На уцелевших сердито кричали немцы, размахивали руками, ругались. Одно, что разобрали люди, была команда: «назад!» Они блуждали еще целый день по полю, по лесу, надеясь прорваться на восток. Но дороги, которые они знали, были уже отрезаны. Обессиленные, голодные, люди вернулись в город.
Уже вечерело, когда Галя подходила к своей улице. И столько было пережито и увидено за эти дни, что она больше ничему не удивлялась: ни огромному нестихающему пожару, охватившему целые кварталы, ни трупам людей, попадавшимся на тротуарах, в подъездах домов, ни разному домашнему скарбу, валявшемуся прямо на мостовой. В воздухе стоял невыносимый зной. Земля под ногами была густо усыпана пеплом и битым стеклом. Галя смотрела на все это невидящими глазами и думала только об одном: как бы скорее добраться домой и очутиться, наконец, в своем родном, обжитом гнезде.
Когда же она увидела свою улицу и направилась к своему двору, ее сразу оставили силы, которые обычно поддерживали людей в дни страшных мук и испытаний.

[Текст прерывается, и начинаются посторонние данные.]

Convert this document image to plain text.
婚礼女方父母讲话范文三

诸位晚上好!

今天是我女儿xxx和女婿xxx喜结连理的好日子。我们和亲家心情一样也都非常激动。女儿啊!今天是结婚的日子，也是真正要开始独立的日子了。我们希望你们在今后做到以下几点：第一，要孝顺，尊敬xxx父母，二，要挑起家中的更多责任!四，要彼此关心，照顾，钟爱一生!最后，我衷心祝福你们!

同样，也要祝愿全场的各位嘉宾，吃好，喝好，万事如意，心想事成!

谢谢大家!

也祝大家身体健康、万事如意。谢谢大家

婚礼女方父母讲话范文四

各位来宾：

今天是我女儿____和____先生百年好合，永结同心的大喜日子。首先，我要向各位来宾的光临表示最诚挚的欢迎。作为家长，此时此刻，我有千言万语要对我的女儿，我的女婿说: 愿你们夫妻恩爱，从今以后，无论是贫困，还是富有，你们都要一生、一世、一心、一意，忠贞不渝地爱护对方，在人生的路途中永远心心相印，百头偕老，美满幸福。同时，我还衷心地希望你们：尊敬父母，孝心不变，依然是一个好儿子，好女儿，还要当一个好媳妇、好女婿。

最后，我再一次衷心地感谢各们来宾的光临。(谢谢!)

С минуту глядела она широко раскрытыми глазами на тлеющее пепелище домика, который она когда-то строила вместе с мужем, на обгоревшие остатки ограды, на затоптанные и смятые грядки огородика, на котором стояли немецкие повозки, метались серые фигуры солдат.
И, обессиленная, опустошенная, она опустилась на чудом уцелевшую лавочку под обгорелым кленом и беззвучно зарыдала, уткнувшись лицом в сведенные ладони. По вздрагиванию плеч, по приглушенному рыданию, по всей ее сгорбленной фигуре каждый мог понять, что человека постигло большое горе. К ней подошел немецкий солдат и, положив руку на плечо женщины, спросил по-польски: — Чего плачешь?

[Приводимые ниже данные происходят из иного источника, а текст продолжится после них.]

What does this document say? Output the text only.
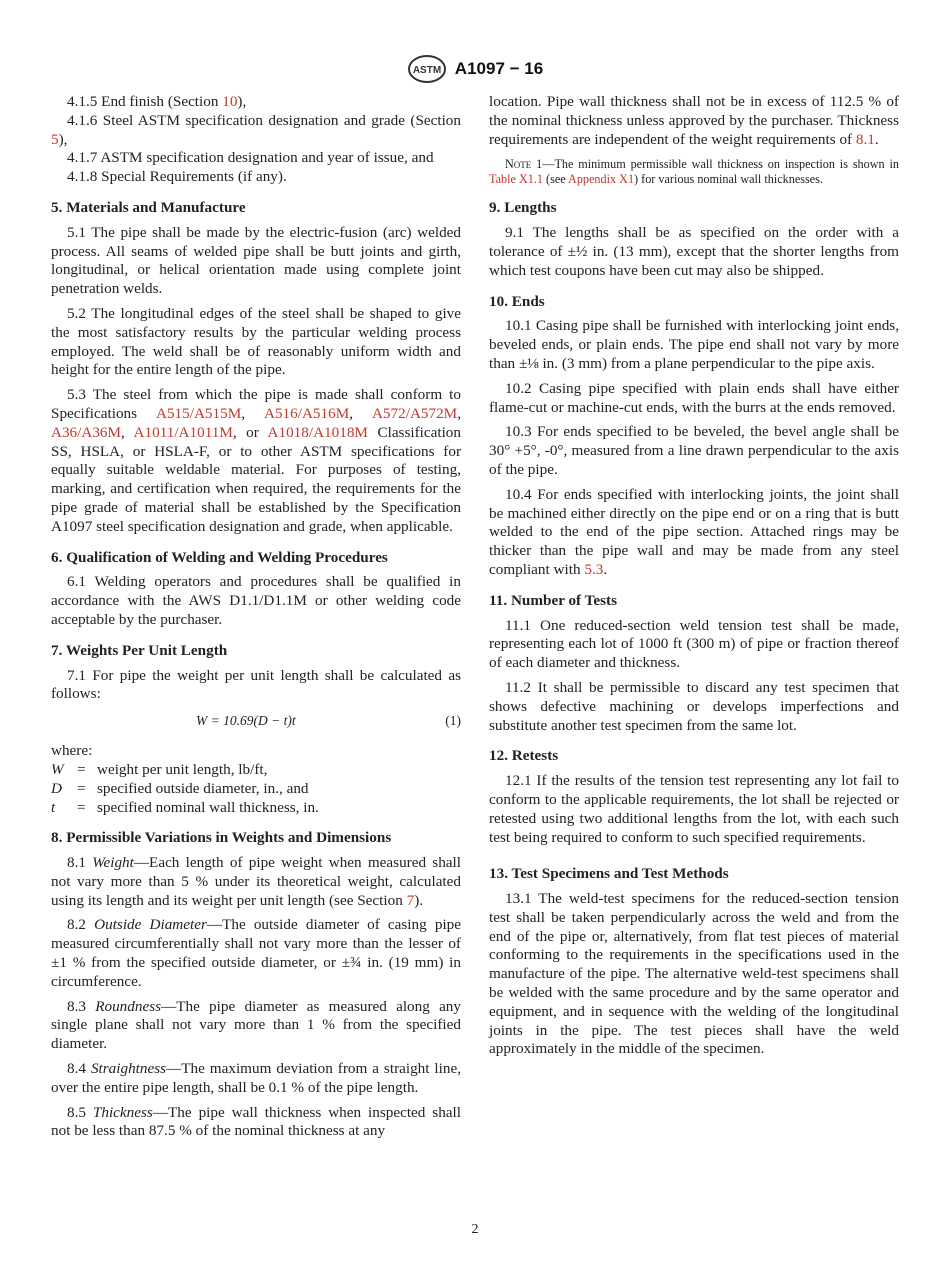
ASTM A1097 − 16

4.1.5 End finish (Section 10),

4.1.6 Steel ASTM specification designation and grade (Section 5),

4.1.7 ASTM specification designation and year of issue, and

4.1.8 Special Requirements (if any).

5. Materials and Manufacture

5.1 The pipe shall be made by the electric-fusion (arc) welded process. All seams of welded pipe shall be butt joints and girth, longitudinal, or helical orientation made using complete joint penetration welds.

5.2 The longitudinal edges of the steel shall be shaped to give the most satisfactory results by the particular welding process employed. The weld shall be of reasonably uniform width and height for the entire length of the pipe.

5.3 The steel from which the pipe is made shall conform to Specifications A515/A515M, A516/A516M, A572/A572M, A36/A36M, A1011/A1011M, or A1018/A1018M Classification SS, HSLA, or HSLA-F, or to other ASTM specifications for equally suitable weldable material. For purposes of testing, marking, and certification when required, the requirements for the pipe grade of material shall be established by the Specification A1097 steel specification designation and grade, when applicable.

6. Qualification of Welding and Welding Procedures

6.1 Welding operators and procedures shall be qualified in accordance with the AWS D1.1/D1.1M or other welding code acceptable by the purchaser.

7. Weights Per Unit Length

7.1 For pipe the weight per unit length shall be calculated as follows:

W = 10.69(D − t)t	(1)

where:

W = weight per unit length, lb/ft,
D = specified outside diameter, in., and
t	= specified nominal wall thickness, in.
8. Permissible Variations in Weights and Dimensions

8.1 Weight—Each length of pipe weight when measured shall not vary more than 5 % under its theoretical weight, calculated using its length and its weight per unit length (see Section 7).

8.2 Outside Diameter—The outside diameter of casing pipe measured circumferentially shall not vary more than the lesser of ±1 % from the specified outside diameter, or ±¾ in. (19 mm) in circumference.

8.3 Roundness—The pipe diameter as measured along any single plane shall not vary more than 1 % from the specified diameter.

8.4 Straightness—The maximum deviation from a straight line, over the entire pipe length, shall be 0.1 % of the pipe length.

8.5 Thickness—The pipe wall thickness when inspected shall not be less than 87.5 % of the nominal thickness at any

location. Pipe wall thickness shall not be in excess of 112.5 % of the nominal thickness unless approved by the purchaser. Thickness requirements are independent of the weight requirements of 8.1.

Note 1—The minimum permissible wall thickness on inspection is shown in Table X1.1 (see Appendix X1) for various nominal wall thicknesses.

9. Lengths

9.1 The lengths shall be as specified on the order with a tolerance of ±½ in. (13 mm), except that the shorter lengths from which test coupons have been cut may also be shipped.

10. Ends

10.1 Casing pipe shall be furnished with interlocking joint ends, beveled ends, or plain ends. The pipe end shall not vary by more than ±⅛ in. (3 mm) from a plane perpendicular to the pipe axis.

10.2 Casing pipe specified with plain ends shall have either flame-cut or machine-cut ends, with the burrs at the ends removed.

10.3 For ends specified to be beveled, the bevel angle shall be 30° +5°, -0°, measured from a line drawn perpendicular to the axis of the pipe.

10.4 For ends specified with interlocking joints, the joint shall be machined either directly on the pipe end or on a ring that is butt welded to the end of the pipe section. Attached rings may be thicker than the pipe wall and may be made from any steel compliant with 5.3.

11. Number of Tests

11.1 One reduced-section weld tension test shall be made, representing each lot of 1000 ft (300 m) of pipe or fraction thereof of each diameter and thickness.

11.2 It shall be permissible to discard any test specimen that shows defective machining or develops imperfections and substitute another test specimen from the same lot.

12. Retests

12.1 If the results of the tension test representing any lot fail to conform to the applicable requirements, the lot shall be rejected or retested using two additional lengths from the lot, with each such test being required to conform to such specified requirements.

13. Test Specimens and Test Methods

13.1 The weld-test specimens for the reduced-section tension test shall be taken perpendicularly across the weld and from the end of the pipe or, alternatively, from flat test pieces of material conforming to the requirements in the specifications used in the manufacture of the pipe. The alternative weld-test specimens shall be welded with the same procedure and by the same operator and equipment, and in sequence with the welding of the longitudinal joints in the pipe. The test pieces shall have the weld approximately in the middle of the specimen.

2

Она не ответила, не подняла головы. Солдат нерешительно потоптался на месте и сам понял, взглянув на пожарище, что его вопрос неуместен и не нуждается в ответе. Оглянувшись по сторонам, он сказал ей тихо:
— Не надо плакать. Не ты одна в таком горе, — и, помолчав, добавил: — Домик напротив пустой… Иди и живи там, не быть же тебе под чистым небом… — В голосе его, в словах слышались нотки человеческой доверчивости, сочувствия.

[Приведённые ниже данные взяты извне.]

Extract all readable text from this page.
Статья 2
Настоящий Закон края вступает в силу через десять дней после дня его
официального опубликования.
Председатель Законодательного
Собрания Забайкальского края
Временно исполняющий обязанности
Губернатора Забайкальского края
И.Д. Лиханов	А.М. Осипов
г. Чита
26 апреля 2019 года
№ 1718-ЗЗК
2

Она вытерла ладонью заплаканные глаза, сурово посмотрела ему в лицо, спросила:
— Что вам нужно от меня?
— Мне ничего не нужно… Я поляк! Хочу вам только помочь.
— Вы немецкий солдат!
— Я день и, ночь проклинаю тот час, когда меня сделали солдатом… этой армии…
Галя ничего не говорила больше. Она машинально встала, еще раз оглядела свое пепелище, уцелевший закопченный остов печи, опаленное, багрово-сизое железо разной домашней утвари и тихими, беззвучными шагами направилась в сторону домика, который указал ей солдат. Забравшись в небольшую комнату, в которой остались чьи-то вещи, она просидела некоторое время, бездумно глядя на запыленные стены. Сквозь выбитые оконные стекла доносился запах гари, долетали непонятные слова чужой речи. Над городом плыли густые тучи, небо было серым, задымленным. Тускло светило солнце, и казалось оно каким-то необычным, словно окутанным мутной красноватой пеленой.
Заходил все тот же солдат и с ним еще какие-то незнакомые люди. Они принесли хлеба, котелок супа, несколько кусков сахара.
— Ешь! Да не горюй!
Она присмотрелась к ним: разве эти существа в ненавистной форме могут быть людьми?